Alcohol and drug use is not only common amongst people with Bipolar but it also worsens the effects of Bipolar. Alcohol and other drugs impair a person from obtaining regular sleep, exercise and diet routines. These very same routines can be protective factors against Bipolar episodes. Furthermore, alcohol and other drug use can act as direct triggers for mood episodes. I know many people with Bipolar who experienced their first manic episode after experimenting with stimulant drugs. I personally have had depressive episodes triggered by alcohol.
You can see how this creates a bit of a mess. I might smoke weed and become paranoid, leading to a hypomanic episode. This may lead to the typical increased socialisation and partying which may involve the impulsive taking of more drugs, which can result in a worsening of the manic episode (resulting in hospitalisation) or a crash to depression. Which leads to drinking more alcohol to cope with negative feelings and only makes the depressive episode worse. Bipolar and substances are the perfect storm.

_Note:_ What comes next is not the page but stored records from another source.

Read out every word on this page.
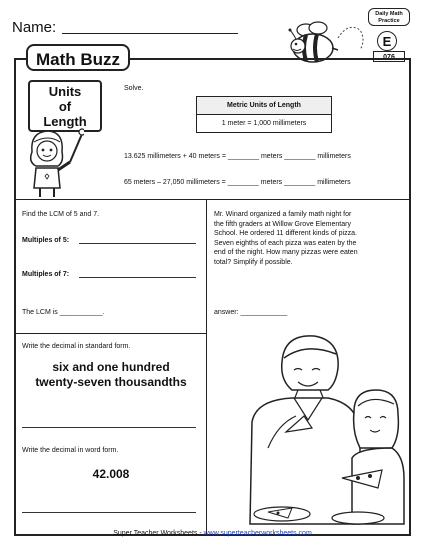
Name:
Daily Math
Practice
E
076
Math Buzz
Units
of
Length
Solve.
Metric Units of Length
1 meter = 1,000 millimeters
13.625 millimeters + 40 meters = ________ meters ________ millimeters
65 meters – 27,050 millimeters = ________ meters ________ millimeters
Find the LCM of 5 and 7.
Multiples of 5:
Multiples of 7:
The LCM is ___________.
Mr. Winard organized a family math night for
the fifth graders at Willow Grove Elementary
School. He ordered 11 different kinds of pizza.
Seven eighths of each pizza was eaten by the
end of the night. How many pizzas were eaten
total? Simplify if possible.
answer: ____________
Write the decimal in standard form.
six and one hundred
twenty-seven thousandths
Write the decimal in word form.
42.008
Super Teacher Worksheets - www.superteacherworksheets.com
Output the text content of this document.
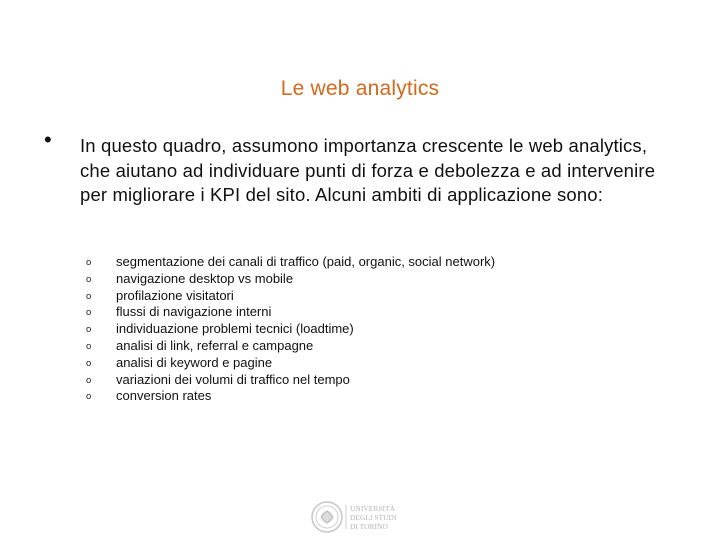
Le web analytics
• In questo quadro, assumono importanza crescente le web analytics, che aiutano ad individuare punti di forza e debolezza e ad intervenire per migliorare i KPI del sito. Alcuni ambiti di applicazione sono:
o segmentazione dei canali di traffico (paid, organic, social network)
o navigazione desktop vs mobile
o profilazione visitatori
o flussi di navigazione interni
o individuazione problemi tecnici (loadtime)
o analisi di link, referral e campagne
o analisi di keyword e pagine
o variazioni dei volumi di traffico nel tempo
o conversion rates
UNIVERSITÀ
DEGLI STUDI
DI TORINO
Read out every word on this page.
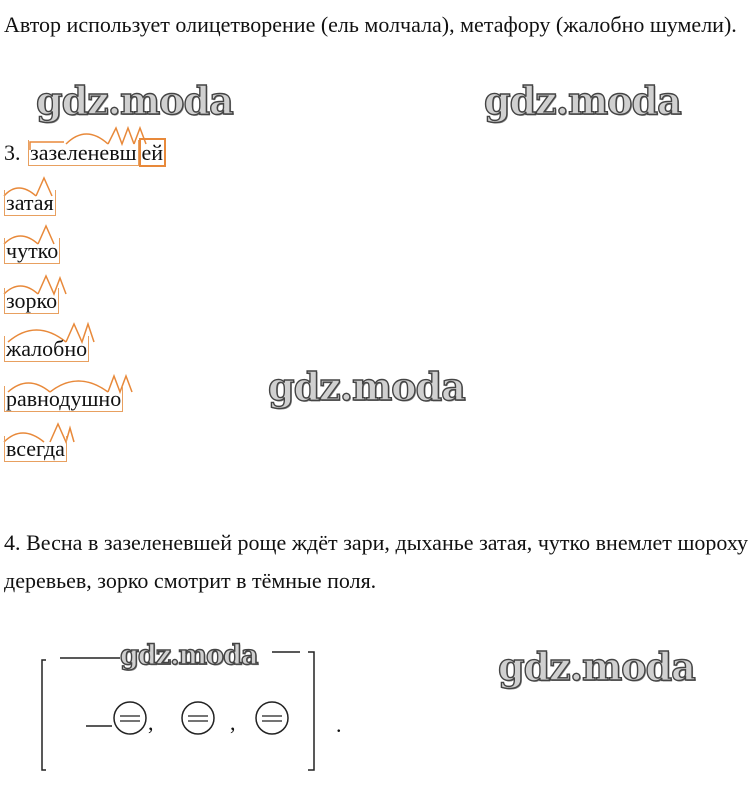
Автор использует олицетворение (ель молчала), метафору (жалобно шумели).
gdz.moda	gdz.moda
gdz.moda
gdz.moda
3. зазеленевш ей
затая
чутко
зорко
жалобно
равнодушно
всегда
4. Весна в зазеленевшей роще ждёт зари, дыханье затая, чутко внемлет шороху деревьев, зорко смотрит в тёмные поля.
gdz.moda
,	,	.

I remember particular instances where I have specifically used the relationship between Bipolar and substances to manipulate my moods. As previously mentioned stimulants can lead to manic or hypomanic episodes in people with Bipolar. This includes energy drinks. Earlier in the year when I was really depressed and couldn’t focus on or even think about my thesis I started drinking energy drinks to try and give me the extra edge. I figured it was like levelling the playing field. If I drank an energy drink while depressed, maybe it would level me out to a semi normal mood? Then I would be able to do my uni work. It worked. Kinda. Long story short, I got a lot of uni work done. But that’s because like Icarus I flew too close to the sun. I become hypomanic. And I know if I hadn’t of cut out the energy drinks at that point they would have taken me all the way up.
I’ve learned from the above experiences and those of other people with Bipolar that I am better off without substances. Like the great Salvador Dali once said ‘I don’t do drugs. I am drugs’. My brain does enough acrobatics without the aid of alcohol and other drugs. I remember once talking to a friend about their experience with cocaine. I said to them ‘that sounds exactly like me when manic! Why would you take something to make you feel that way voluntarily?’ Turns out, as much as drugs may aid the process I don’t need them to take me to the edges of human experience. Other people take drugs to feel what I feel, I take my medication to feel what they feel.